Aqui sou obrigado a fazer um parêntesis. Hoje eu rendo homenagem às duas estações de rádio citadas, adoro música caipira mineira de raiz, as vozes daqueles cantores de bolero e samba-canção me encantam, muito embora o rock’n roll continue no sangue. E ainda agreguei o samba, o jazz e o blues, além dos clássicos. Aliás, hoje, até mesmo o rap e o funck, porque não? A música evolui, transvia-se, e nós nos transviamos juntos, claro.

No Colégio Estadual eu estudava à noite e as lembranças boas da época vão se esvaindo aos poucos, como nuvens, as ruins também, se existiram já se evaporaram. Haviam lances desagradáveis, com o tempo eu superei qualquer tipo de trauma que eles puderam ter provocado em mim. Eu sei que sendo um jovem feio, magrelo, alto, de espinhas na cara, cabeçudo, pobre, mulato, morando longe e estranhamente  inteligente (isso já era demais para muitos colegas) as minhas chances de passar ileso sem sofrer provocações de colegas eram nulas. Hoje chama-se a isso de bullying. Mas eu penso que era tão gente boa, ou tão ingênuo, que nada disso me incomodava. Felizmente os registros de incidentes por isso são pequenos, quase nada. Às vezes me encontro com um antigo colega que me reconhece e vem me cumprimentar e eu o provoco: você era aquele que rabiscou minha caderneta escolar, transformou meu retrato em careta, e rasurou minhas notas boas o que me obrigou a passar umas horas na sala da diretora ouvindo um sermão? Ou você era aquela professora que reduziu minha nota porque dizia que minha letra era feia embora eu não tivesse errado nada? Minha pequena vingança é deixar essas pessoas sem graça, meu máximo de malvadeza. Nem sei se isso me dá prazer ou se apenas aviva minha memória, mas não tenho muita paciência com hipocrisias. Mais triste é lembrar daquela irmã de uma colega boazuda, a irmã, a colega nem tanto, a quem eu lancei uma cantada com muito custo, superando uma timidez quase infinita e ela me deu uma esnobada grandiosa, me colocando no chão a rastejar como calangos. Penso que vem daí minha predileção pelos calangos, esses animaizinhos rastejantes e sobreviventes entre pedras do jardim. Mais tarde eu me vinguei também grandiosamente namorando sua irmã mais nova só para provocar. Ela nem me deu bola, nem antes nem depois. Eu também não importei com isso, fiz o gênero ‘você não gosta de mim mas sua irmã gosta”.

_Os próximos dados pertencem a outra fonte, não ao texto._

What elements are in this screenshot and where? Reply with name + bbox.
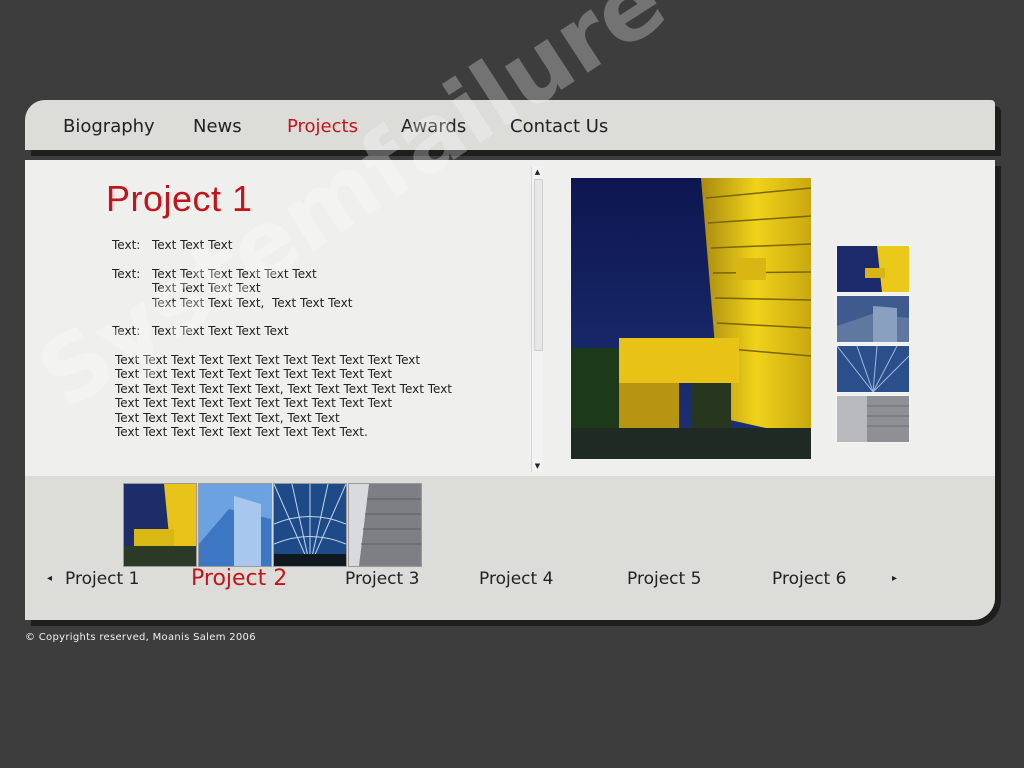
side-thumbnail-1[interactable] xyxy=(836,245,910,293)
project-link-2[interactable]: Project 2 xyxy=(191,566,287,591)
content-panel: Project 1 Text: Text Text Text Text: Tex… xyxy=(25,160,995,620)
strip-thumbnail-2[interactable] xyxy=(198,483,272,567)
strip-thumbnail-1[interactable] xyxy=(123,483,197,567)
main-nav: Biography News Projects Awards Contact U… xyxy=(25,100,995,150)
nav-projects[interactable]: Projects xyxy=(287,100,358,150)
side-thumbnail-2[interactable] xyxy=(836,295,910,343)
text-scrollbar[interactable]: ▲ ▼ xyxy=(531,167,543,472)
scroll-up-icon[interactable]: ▲ xyxy=(532,167,543,178)
field-label: Text: xyxy=(112,324,141,338)
field-value: Text Text Text xyxy=(152,238,233,252)
side-thumbnail-4[interactable] xyxy=(836,395,910,443)
project-link-6[interactable]: Project 6 xyxy=(772,569,846,589)
side-thumbnail-3[interactable] xyxy=(836,345,910,393)
arrow-left-icon[interactable]: ◂ xyxy=(47,573,52,584)
project-link-5[interactable]: Project 5 xyxy=(627,569,701,589)
scroll-thumb[interactable] xyxy=(534,179,543,351)
project-link-3[interactable]: Project 3 xyxy=(345,569,419,589)
strip-thumbnail-3[interactable] xyxy=(273,483,347,567)
strip-thumbnail-4[interactable] xyxy=(348,483,422,567)
nav-awards[interactable]: Awards xyxy=(401,100,466,150)
scroll-down-icon[interactable]: ▼ xyxy=(532,461,543,472)
field-value: Text Text Text Text Text xyxy=(152,324,289,338)
nav-contact-us[interactable]: Contact Us xyxy=(510,100,608,150)
project-description: Text: Text Text Text Text: Text Text Tex… xyxy=(112,238,532,440)
project-link-4[interactable]: Project 4 xyxy=(479,569,553,589)
field-label: Text: xyxy=(112,238,141,252)
description-paragraph: Text Text Text Text Text Text Text Text … xyxy=(115,352,453,440)
project-link-1[interactable]: Project 1 xyxy=(65,569,139,589)
field-value: Text Text Text Text Text Text Text Text … xyxy=(152,266,353,310)
field-label: Text: xyxy=(112,266,141,281)
copyright-text: © Copyrights reserved, Moanis Salem 2006 xyxy=(25,632,256,643)
project-title: Project 1 xyxy=(106,178,253,219)
nav-news[interactable]: News xyxy=(193,100,242,150)
main-project-photo xyxy=(571,178,811,459)
arrow-right-icon[interactable]: ▸ xyxy=(892,573,897,584)
nav-biography[interactable]: Biography xyxy=(63,100,155,150)
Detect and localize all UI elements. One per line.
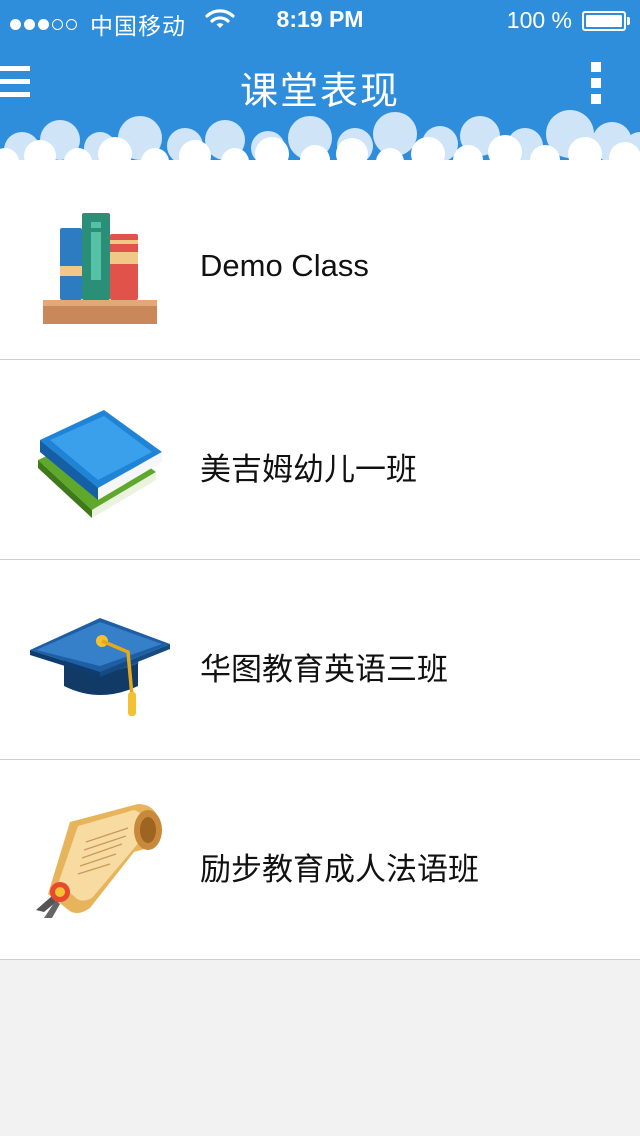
vertical-more-icon[interactable] <box>588 62 604 106</box>
battery-icon <box>582 10 626 31</box>
battery-tip <box>627 16 630 25</box>
graduation-cap-icon <box>30 618 170 716</box>
more-dot <box>591 78 601 88</box>
stacked-books-icon <box>38 410 162 518</box>
page-title: 课堂表现 <box>239 71 400 113</box>
cloud-decoration <box>0 110 640 160</box>
class-name: 美吉姆幼儿一班 <box>200 452 417 487</box>
class-list-item[interactable]: Demo Class <box>0 160 640 360</box>
class-list-item[interactable]: 美吉姆幼儿一班 <box>0 360 640 560</box>
battery-level <box>586 14 622 27</box>
status-right: 100 % <box>507 7 630 34</box>
class-name: Demo Class <box>200 248 369 283</box>
header: 中国移动 8:19 PM 100 % 课堂表现 <box>0 0 640 160</box>
class-list-item[interactable]: 励步教育成人法语班 <box>0 760 640 960</box>
class-name: 华图教育英语三班 <box>200 652 448 687</box>
diploma-scroll-icon <box>36 804 162 918</box>
class-list-item[interactable]: 华图教育英语三班 <box>0 560 640 760</box>
more-dot <box>591 94 601 104</box>
class-list: Demo Class 美吉姆幼儿一班 华图教育英语三班 励步教育成人法语班 <box>0 160 640 960</box>
bookshelf-icon <box>43 213 157 324</box>
status-bar: 中国移动 8:19 PM 100 % <box>0 0 640 40</box>
class-name: 励步教育成人法语班 <box>200 852 479 887</box>
more-dot <box>591 62 601 72</box>
battery-percentage: 100 % <box>506 7 572 33</box>
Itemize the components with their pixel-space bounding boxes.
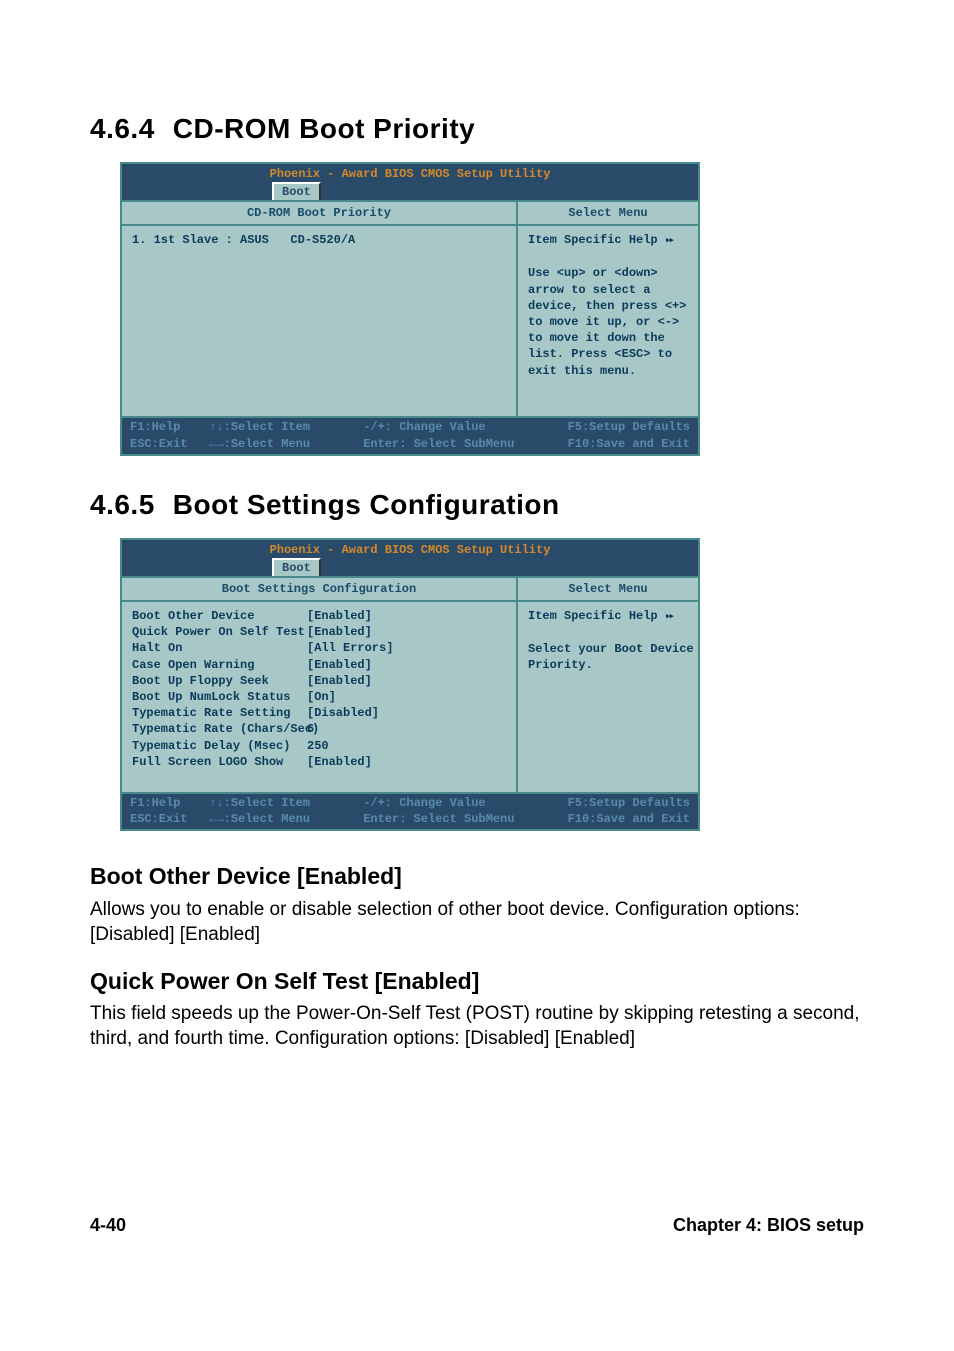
page-number: 4-40 <box>90 1213 126 1237</box>
bios-item-list: 1. 1st Slave : ASUS CD-S520/A <box>122 226 516 416</box>
bios-setting-value: [All Errors] <box>307 640 393 656</box>
bios-setting-row: Full Screen LOGO Show[Enabled] <box>132 754 506 770</box>
bios-setting-key: Quick Power On Self Test <box>132 624 307 640</box>
footer-right: F5:Setup Defaults F10:Save and Exit <box>568 795 690 827</box>
page-footer: 4-40 Chapter 4: BIOS setup <box>90 1212 864 1237</box>
bios-setting-value: [Enabled] <box>307 754 372 770</box>
option-heading-quick-post: Quick Power On Self Test [Enabled] <box>90 966 864 997</box>
bios-tab-boot: Boot <box>272 182 321 200</box>
bios-setting-value: [Enabled] <box>307 673 372 689</box>
bios-setting-key: Typematic Delay (Msec) <box>132 738 307 754</box>
section-number: 4.6.5 <box>90 489 155 520</box>
bios-setting-row: Case Open Warning[Enabled] <box>132 657 506 673</box>
bios-tab-boot: Boot <box>272 558 321 576</box>
bios-help-heading: Item Specific Help <box>528 233 658 247</box>
bios-footer-keys: F1:Help ↑↓:Select Item ESC:Exit ←→:Selec… <box>122 416 698 453</box>
bios-help-text: Select your Boot Device Priority. <box>528 642 694 672</box>
bios-setting-row: Halt On[All Errors] <box>132 640 506 656</box>
bios-setting-key: Boot Other Device <box>132 608 307 624</box>
bios-setting-value: [Enabled] <box>307 608 372 624</box>
bios-setting-key: Halt On <box>132 640 307 656</box>
bios-help-panel: Item Specific Help Use <up> or <down> ar… <box>518 226 698 416</box>
footer-mid: -/+: Change Value Enter: Select SubMenu <box>363 795 514 827</box>
bios-footer-keys: F1:Help ↑↓:Select Item ESC:Exit ←→:Selec… <box>122 792 698 829</box>
footer-left: F1:Help ↑↓:Select Item ESC:Exit ←→:Selec… <box>130 419 310 451</box>
bios-left-header: CD-ROM Boot Priority <box>122 202 516 226</box>
bios-help-heading: Item Specific Help <box>528 609 658 623</box>
option-body-boot-other-device: Allows you to enable or disable selectio… <box>90 897 864 948</box>
bios-title: Phoenix - Award BIOS CMOS Setup Utility <box>122 540 698 558</box>
bios-setting-key: Boot Up NumLock Status <box>132 689 307 705</box>
bios-left-header: Boot Settings Configuration <box>122 578 516 602</box>
bios-setting-key: Case Open Warning <box>132 657 307 673</box>
section-title: Boot Settings Configuration <box>173 489 560 520</box>
option-heading-boot-other-device: Boot Other Device [Enabled] <box>90 861 864 892</box>
bios-setting-key: Full Screen LOGO Show <box>132 754 307 770</box>
bios-setting-row: Boot Up NumLock Status[On] <box>132 689 506 705</box>
bios-setting-row: Typematic Rate (Chars/Sec)6 <box>132 721 506 737</box>
bios-setting-row: Boot Up Floppy Seek[Enabled] <box>132 673 506 689</box>
bios-title: Phoenix - Award BIOS CMOS Setup Utility <box>122 164 698 182</box>
section-heading-465: 4.6.5 Boot Settings Configuration <box>90 486 864 524</box>
bios-tab-row: Boot <box>122 182 698 200</box>
bios-help-text: Use <up> or <down> arrow to select a dev… <box>528 266 686 377</box>
bios-setting-value: [On] <box>307 689 336 705</box>
footer-left: F1:Help ↑↓:Select Item ESC:Exit ←→:Selec… <box>130 795 310 827</box>
option-body-quick-post: This field speeds up the Power-On-Self T… <box>90 1001 864 1052</box>
section-heading-464: 4.6.4 CD-ROM Boot Priority <box>90 110 864 148</box>
bios-setting-value: [Enabled] <box>307 624 372 640</box>
bios-setting-row: Quick Power On Self Test[Enabled] <box>132 624 506 640</box>
footer-right: F5:Setup Defaults F10:Save and Exit <box>568 419 690 451</box>
chapter-label: Chapter 4: BIOS setup <box>673 1213 864 1237</box>
bios-setting-key: Boot Up Floppy Seek <box>132 673 307 689</box>
bios-setting-row: Typematic Rate Setting[Disabled] <box>132 705 506 721</box>
bios-help-panel: Item Specific Help Select your Boot Devi… <box>518 602 698 792</box>
section-number: 4.6.4 <box>90 113 155 144</box>
footer-mid: -/+: Change Value Enter: Select SubMenu <box>363 419 514 451</box>
bios-setting-row: Boot Other Device[Enabled] <box>132 608 506 624</box>
bios-right-header: Select Menu <box>518 578 698 602</box>
bios-setting-key: Typematic Rate Setting <box>132 705 307 721</box>
forward-icon <box>665 609 672 623</box>
bios-setting-value: [Enabled] <box>307 657 372 673</box>
forward-icon <box>665 233 672 247</box>
bios-right-header: Select Menu <box>518 202 698 226</box>
bios-screenshot-cdrom-priority: Phoenix - Award BIOS CMOS Setup Utility … <box>120 162 700 456</box>
bios-setting-value: [Disabled] <box>307 705 379 721</box>
bios-tab-row: Boot <box>122 558 698 576</box>
bios-screenshot-boot-settings: Phoenix - Award BIOS CMOS Setup Utility … <box>120 538 700 832</box>
section-title: CD-ROM Boot Priority <box>173 113 475 144</box>
bios-setting-value: 6 <box>307 721 314 737</box>
bios-setting-row: Typematic Delay (Msec)250 <box>132 738 506 754</box>
bios-setting-value: 250 <box>307 738 329 754</box>
bios-setting-key: Typematic Rate (Chars/Sec) <box>132 721 307 737</box>
bios-settings-list: Boot Other Device[Enabled]Quick Power On… <box>122 602 516 792</box>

A nossa predileção nessa época de escola era enganar o disciplinário, que fincava os olhos vigilantes nos alunos do científico, pois gostávamos de chegar atrasados e sair antes da hora, pela porta principal era impossível, então fizemos uma passagem secreta pelos fundos do colégio. De vez em quando resolvíamos fugir em massa no último horário, o professor do dia chegava e não encontrava ninguém. Atrás do muro havia um matagal por onde desbravamos um caminho que chegava ao Rego Grande que ultrapassávamos através de uma ponte improvisada, de madeira, escondida no mato. Nunca fomos descobertos pelo possesso e intrigado disciplinário. Ele chegou a implorar a colegas que o mostrassem nossa passagem secreta, nenhum de nós foi traidor no processo. Curioso é que os colegas de outras séries também não sabiam do caminho.

O principal motivo de nossas fugidas, meu pelo menos, era ir ao cinema, Cine Ouro ou ao cinema do Teatro Municipal. Como eu adorava cinema, era muito comum eu assistir aos filmes interessantes no meio da semana, nos fins de semana minhas obrigações trabalhistas e domésticas eram muito grandes. Dinheiro quase nunca eu tinha, o que me valia era a cumplicidade do porteiro do cinema que me passava escondido ou fingia receber de minhas mãos um ‘bilhete’. Sem ele minha cultura cinematográfica não seria a mesma. Eu era irresponsável, mas tinha bons amigos também. Esses amigos, perdidos no passado, foram o que de melhor ficou de todas as minhas vivências. A irresponsabilidade para algumas questões também. Não nego que minha tranquilidade de hoje é um pouco herdeira da irresponsabilidade daquela época, transformada pelas experiências da vida (por experiência pode-se traduzir as inúmeras porradas que a existência me concedeu e me fizeram amadurecer como banana caturra no cesto de palha envolvida no  jornal).